Cutting a different coat
My last post about analyzing and using historical books to make patterns was a little thin on process. Since I no longer draft patterns by hand and do them in the computer, I'm trying to find the right way to discuss what I'm doing. I definitely THINK the same way about drafting but the little things are completely different.
For me, drafting in the computer is much less wasteful. When I draft by hand while learning a new kind of pattern or a new garment, I use SO much paper and it is incredibly wasteful. As part of my effort to reduce my carbon footprint, the digital drafting just makes better sense. While learning to draft a Victorian era suit, for example, I used an entire roll of pattern paper in two weeks...and not the small kind of roll either, this was 48" wide and about 100 yards of paper or more. I can't justify that kind of waste anymore, even if it is recyclable.
So, this Regency era coat draft has been giving me fits. I have drafted more than 100 attempts in order to understand how the geometry works and why and since I've done it in the computer, I don't have a pile of trash versions to throw away.
What is making this hard for me to understand you ask? In the simplest terms, its the way the garment wraps around the body and how the materials interact with gravity to create the precise drape of the period.
The back of the coat is quite narrow at the beginning of the 19th century. So narrow, in fact, that I had a hard time understanding how it was wearable. Similarly, the angle of the front shoulder is so severely sloped that my early attempts would never sit properly at the neck.
In order to understand, I attempted to draft the pattern over my normal block at first and was never able to achieve the right shape. The repeated failure was SO frustrating that I almost gave up.
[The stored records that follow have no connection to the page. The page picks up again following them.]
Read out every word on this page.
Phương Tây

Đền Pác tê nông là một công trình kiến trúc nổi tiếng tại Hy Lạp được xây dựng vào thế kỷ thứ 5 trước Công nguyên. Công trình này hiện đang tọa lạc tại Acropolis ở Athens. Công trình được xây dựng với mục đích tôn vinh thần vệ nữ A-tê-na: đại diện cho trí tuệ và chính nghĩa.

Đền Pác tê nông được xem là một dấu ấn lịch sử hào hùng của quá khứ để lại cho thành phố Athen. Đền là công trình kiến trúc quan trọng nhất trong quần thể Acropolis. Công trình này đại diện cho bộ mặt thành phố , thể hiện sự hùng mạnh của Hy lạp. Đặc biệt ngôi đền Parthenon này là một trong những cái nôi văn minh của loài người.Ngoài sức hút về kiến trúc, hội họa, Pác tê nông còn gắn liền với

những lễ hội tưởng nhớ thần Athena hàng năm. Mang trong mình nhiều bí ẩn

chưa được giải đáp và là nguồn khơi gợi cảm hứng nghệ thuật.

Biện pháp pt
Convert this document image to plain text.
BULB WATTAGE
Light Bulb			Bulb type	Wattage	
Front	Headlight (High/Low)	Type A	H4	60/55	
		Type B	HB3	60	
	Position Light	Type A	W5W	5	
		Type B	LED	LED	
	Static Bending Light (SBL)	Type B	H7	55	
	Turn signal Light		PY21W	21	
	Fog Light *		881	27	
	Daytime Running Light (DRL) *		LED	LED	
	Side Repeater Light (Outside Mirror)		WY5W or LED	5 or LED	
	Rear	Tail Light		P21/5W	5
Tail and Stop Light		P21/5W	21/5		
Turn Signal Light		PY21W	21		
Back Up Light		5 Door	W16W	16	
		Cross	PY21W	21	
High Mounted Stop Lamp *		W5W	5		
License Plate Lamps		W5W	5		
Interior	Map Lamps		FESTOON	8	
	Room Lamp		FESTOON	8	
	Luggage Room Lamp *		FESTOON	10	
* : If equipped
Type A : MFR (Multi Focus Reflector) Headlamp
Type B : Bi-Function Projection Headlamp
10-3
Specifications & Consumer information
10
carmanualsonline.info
I began to compare the drafts in the manuals to those of the few extant coats of the same style which survive today and found that by and large, they were VERY similar. This was even more frustrating because I was CERTAIN that the diagrams must be idealized and couldn't possibly work on a normal body. Of course, those assumptions were incorrect.
What I realized is that in order to create the right shape, I needed to draft the body of the coat in a specific position on my typical drafting grid and then rotate the pieces into a different orientation to draft the skirts into place.
This is the drafting orientation over the normal body block that I use. The front seems as thought it is out of alignment and drooping far too low to work properly. The armhole isn't as round and circular as the armhole of the period and it felt wrong. I later figured out that the armhole is fine, it just looks different because I am larger guy and not the shorter, thinner body for whom the original diagram was intended.
This diagram shows the coat front after it has been rotated up into position that matches the orientation of the original diagrams.
Finding the right proportions wasn't as hard as I thought it would be. Throughout history, tailors have used similar proportions for similar measures. For example, 1/6 of the chest is typically used to measure shoulder lengths and even though it is incredibly sloped, 1/6 of the chest comes quite close to the correct measure for this style.
As you can see in the diagram below, there are some marked differences in my own shape, one of which, I'm not entirely sure is correct but I will know more after I have a chance to make a proper mockup.
The back of my coat is a little wider at the shoulder blade area, partly because I am larger than the original, but also because the draft from the 1809 book doesn't correspond perfectly with the few extant pieces from the same decade...they all have slightly wider backs than the idealized form shown in the original diagram. I have incorporated this here and in my modern test of the draft, it seems to work well and doesn't compromise the accuracy of the shape.
The second thing that is quite different is the angle and shape of the front. My body front isn't as crooked or bent as the original draft. I could definitely stand to make the skirts a little narrower at the hem and achieve a little bit more of the correct angle from chest to hem, but the shoulder area will not shift much. The whole garment is larger and wider at the top because I am just a larger person. It is my hope that I will cut out the full mockup and it will just drape perfectly in place.
It is interesting to note that ironwork and tailored shaping had all be vanished during the 18th century and in these kinds of coats, there is almost no manipulation save for a tiny bit at the side seam which helps reduce some of the wrinkling which pulls across the hips.
The way these coats are cut, the garment lies tightly against the body from shoulder blades to waist, accentuating the line of the back and particularly the small of the back. The appearance is dramatic and actually feels more satisfying to wear than I anticipated it would.
I truly look forward to making the mockup, now that I understand the pattern.
Even after all my decades as a tailor and pattern maker, the simplicity of the construction of the garment countered against the incredibly complex geometry of the cut are testament to the skill and ingenuity of tailors of the past.
In my opinion, no other period exemplifies the tailor's art to such a degree. The tradespeople of this period were truly at the apex of the art and science of cutting cloth.